For men to plunge headlong into an undertaking of vast change, they must be intensely discontented yet not destitute, and they must have the feeling that by the possession of some potent doctrine, infallible leader or some new technique they have access to a source of irresistible power.
For example, the followers of the Nazi Party believed they had some irresistible powers.
- First, the genetic superiority of the Aryan race.
- Second, the new techniques of blitzkrieg, propaganda, etc.
- Third, an electrifying leader.
It was these beliefs that convinced tens of millions of German people they could accomplish the impossible goal of world domination.
7. …And every mass movement is stabilized by Men of Action.
After a mass movement has exploded and taken over, then it’s time for the third stage which is the Man of Action.
The Man of Action brings structure and order to the mass movement. This means the once explosive and dynamic movement is sealed into institutions.
Christianity became the Church. The American Revolution became the government. And so on…
Mass movements start out being flexible and organic. They are open to new ideas and change. For example, early Christianity borrowed many ideas from Pagan religions like Easter and the Christmas tree. But as the movement becomes mature, it becomes conservative and hardens into a solid structure.
This is a job for the Man of Action, who creates rules, rituals and a hierarchy.
These structures exist until another mass movement comes along to destroy them. As they say, history doesn’t repeat, but it does rhyme.
In short, those are the three stages that every mass movement follows. The Men of Words prepare the soil by making people question existing power structures. Next, Fanatics mobilize people en masse by igniting an extraordinary HOPE in their hearts. A vision of a beautiful future that is soon-to-come. This vision greatly appeals to all the people who feel individually powerless. Finally, if the movement is successful then the man of action comes along. He transforms the throbbing and living movement into a fixed structure and new established order.
This is an unconventional book to study.We’ve learned how movements start and grow. We’ve learned some deep truths about how people work.
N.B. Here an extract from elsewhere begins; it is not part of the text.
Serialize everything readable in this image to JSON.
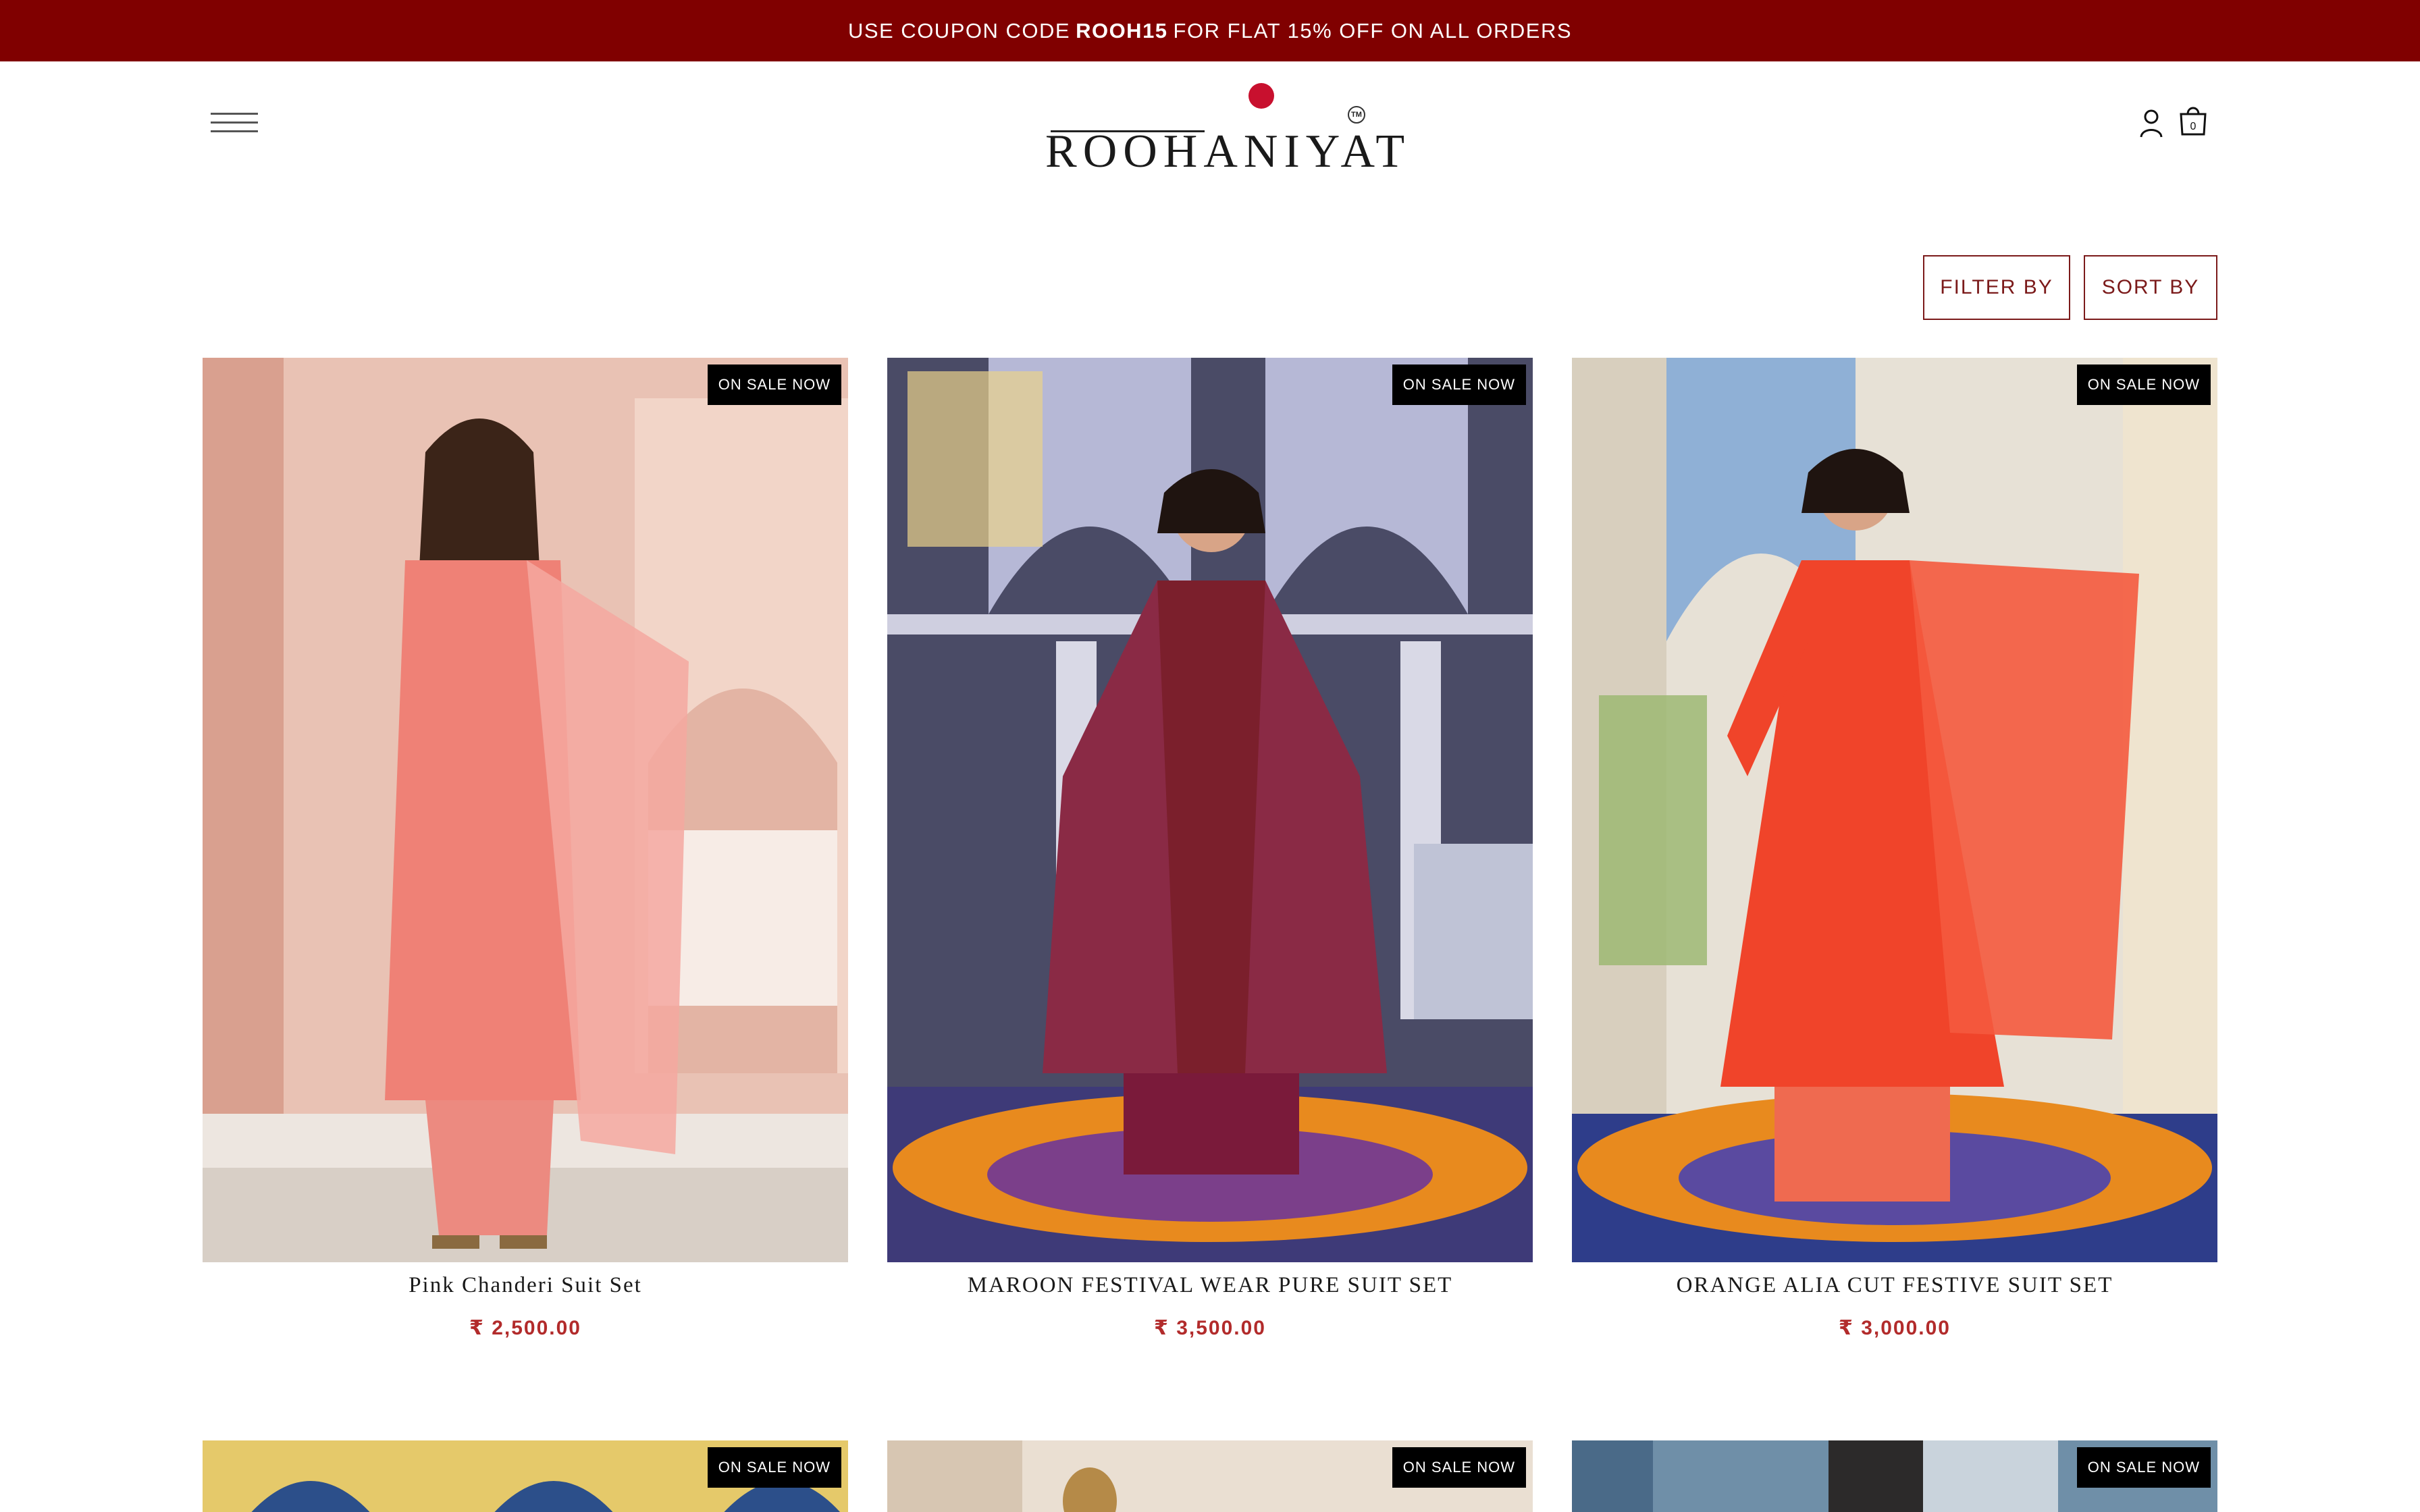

And like we said in the beginning… if you understand people then you will be more successful in life. Life and business is all about influencing people, whether you want to build a team for your business or start a great Youtube channel.
Many of these ideas we talked about are subtle. So I recommend you read or listen to this summary again in a couple of days to help these ideas really sink in. And always think about how you can apply this knowledge practically to your own life and business.
- How can people feel they are joining a movement when they buy from you?
- Do you and your audience or customers share a common enemy?
- Who are the most frustrated people in your marketplace?